Blue Origin NS-27
- Mission type: Sub-orbital human spaceflight
- Mission duration: 10 minutes, 4 seconds
- Apogee: 101 km (63 mi)

Spacecraft properties
- Spacecraft: RSS Kármán Line
- Manufacturer: Blue Origin

Start of mission
- Launch date: October 23, 2024, 10:26:02 am CDT (15:26:02 UTC)
- Rocket: New Shepard (NS5)
- Launch site: Corn Ranch, LS-1
- Contractor: Blue Origin

End of mission
- Landing date: October 23, 2024, 10:36:06 am CDT (15:36:06 UTC)
- Landing site: Corn Ranch

= Blue Origin NS-27 =

2024 private uncrewed sub-orbital spaceflight

Blue Origin NS-27 was a sub-orbital cargo spaceflight mission, operated by Blue Origin, launched on October 23, 2024 using the New Shepard rocket.

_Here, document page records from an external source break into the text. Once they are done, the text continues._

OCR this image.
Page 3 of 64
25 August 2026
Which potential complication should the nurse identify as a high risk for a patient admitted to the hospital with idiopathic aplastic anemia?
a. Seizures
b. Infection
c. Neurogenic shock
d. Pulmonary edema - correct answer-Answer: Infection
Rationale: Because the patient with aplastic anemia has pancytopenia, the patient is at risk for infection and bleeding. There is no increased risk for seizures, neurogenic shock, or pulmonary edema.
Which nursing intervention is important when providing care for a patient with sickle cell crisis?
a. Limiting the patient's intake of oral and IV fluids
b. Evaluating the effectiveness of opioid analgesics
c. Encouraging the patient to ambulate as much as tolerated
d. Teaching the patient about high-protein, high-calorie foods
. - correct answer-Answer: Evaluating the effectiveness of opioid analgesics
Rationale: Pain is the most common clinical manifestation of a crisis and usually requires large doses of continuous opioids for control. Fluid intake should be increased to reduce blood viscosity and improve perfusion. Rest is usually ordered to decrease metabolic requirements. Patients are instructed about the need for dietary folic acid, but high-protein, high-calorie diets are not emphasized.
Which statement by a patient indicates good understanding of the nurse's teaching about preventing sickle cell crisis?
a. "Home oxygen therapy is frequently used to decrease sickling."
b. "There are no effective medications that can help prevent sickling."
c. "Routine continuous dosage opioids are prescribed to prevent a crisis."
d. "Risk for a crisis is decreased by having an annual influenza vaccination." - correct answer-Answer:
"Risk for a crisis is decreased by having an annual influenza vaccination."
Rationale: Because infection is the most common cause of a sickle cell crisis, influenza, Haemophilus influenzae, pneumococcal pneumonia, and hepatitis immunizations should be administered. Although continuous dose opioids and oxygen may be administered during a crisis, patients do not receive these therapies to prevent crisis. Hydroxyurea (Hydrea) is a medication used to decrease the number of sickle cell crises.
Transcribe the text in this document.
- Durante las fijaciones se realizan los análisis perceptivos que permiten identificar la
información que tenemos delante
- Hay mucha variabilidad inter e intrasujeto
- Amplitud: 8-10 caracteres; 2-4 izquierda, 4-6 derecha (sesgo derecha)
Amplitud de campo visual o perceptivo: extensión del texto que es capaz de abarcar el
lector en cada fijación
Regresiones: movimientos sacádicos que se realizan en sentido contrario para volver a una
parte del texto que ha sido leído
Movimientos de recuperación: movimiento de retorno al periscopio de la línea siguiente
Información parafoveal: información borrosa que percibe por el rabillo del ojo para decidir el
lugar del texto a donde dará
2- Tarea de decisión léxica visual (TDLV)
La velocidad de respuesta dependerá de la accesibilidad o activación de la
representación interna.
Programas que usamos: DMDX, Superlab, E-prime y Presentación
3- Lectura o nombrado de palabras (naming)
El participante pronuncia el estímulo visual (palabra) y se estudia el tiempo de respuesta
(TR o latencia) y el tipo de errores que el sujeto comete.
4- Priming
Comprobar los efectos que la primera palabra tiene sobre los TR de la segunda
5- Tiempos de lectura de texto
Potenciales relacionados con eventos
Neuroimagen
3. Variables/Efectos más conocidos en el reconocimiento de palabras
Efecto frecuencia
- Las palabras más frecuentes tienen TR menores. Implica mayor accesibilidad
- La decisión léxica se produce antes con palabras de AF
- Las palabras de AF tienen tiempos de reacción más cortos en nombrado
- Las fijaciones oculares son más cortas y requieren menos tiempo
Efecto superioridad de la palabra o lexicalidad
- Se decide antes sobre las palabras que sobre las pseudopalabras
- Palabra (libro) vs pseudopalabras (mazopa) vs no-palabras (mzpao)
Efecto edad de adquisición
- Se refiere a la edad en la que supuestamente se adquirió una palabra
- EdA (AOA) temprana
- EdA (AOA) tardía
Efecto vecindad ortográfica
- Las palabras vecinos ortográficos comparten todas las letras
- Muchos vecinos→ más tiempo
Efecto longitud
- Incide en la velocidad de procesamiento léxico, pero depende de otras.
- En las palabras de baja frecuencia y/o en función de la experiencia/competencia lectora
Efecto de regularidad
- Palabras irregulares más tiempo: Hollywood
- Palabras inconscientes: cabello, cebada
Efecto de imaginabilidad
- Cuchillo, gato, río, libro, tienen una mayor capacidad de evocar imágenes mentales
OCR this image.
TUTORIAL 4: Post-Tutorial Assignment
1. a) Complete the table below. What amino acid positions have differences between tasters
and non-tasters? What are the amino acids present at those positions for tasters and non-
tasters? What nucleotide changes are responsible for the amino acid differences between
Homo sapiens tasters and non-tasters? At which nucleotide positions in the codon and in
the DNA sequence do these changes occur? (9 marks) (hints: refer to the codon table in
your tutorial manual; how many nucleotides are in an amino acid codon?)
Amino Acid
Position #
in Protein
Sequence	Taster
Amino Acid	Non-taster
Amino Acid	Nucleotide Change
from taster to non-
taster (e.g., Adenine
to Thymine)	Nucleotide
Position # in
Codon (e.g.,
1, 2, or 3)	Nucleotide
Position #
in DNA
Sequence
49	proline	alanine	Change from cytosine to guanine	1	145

Previously, an October 7 launch attempt was called off after rocket issues and a subsequent attempt on October 13 foiled by a GPS issue.

==Details==
The mission debuted the second human-rated New Shepard capsule, RSS Kármán Line and a new booster, NS5. Twelve payloads were flown, including two LIDAR sensors for Blue Origin's Lunar Permanence program and a reproduction of the black monolith from 2001: A Space Odyssey. Five payloads were on the booster and seven inside the capsule.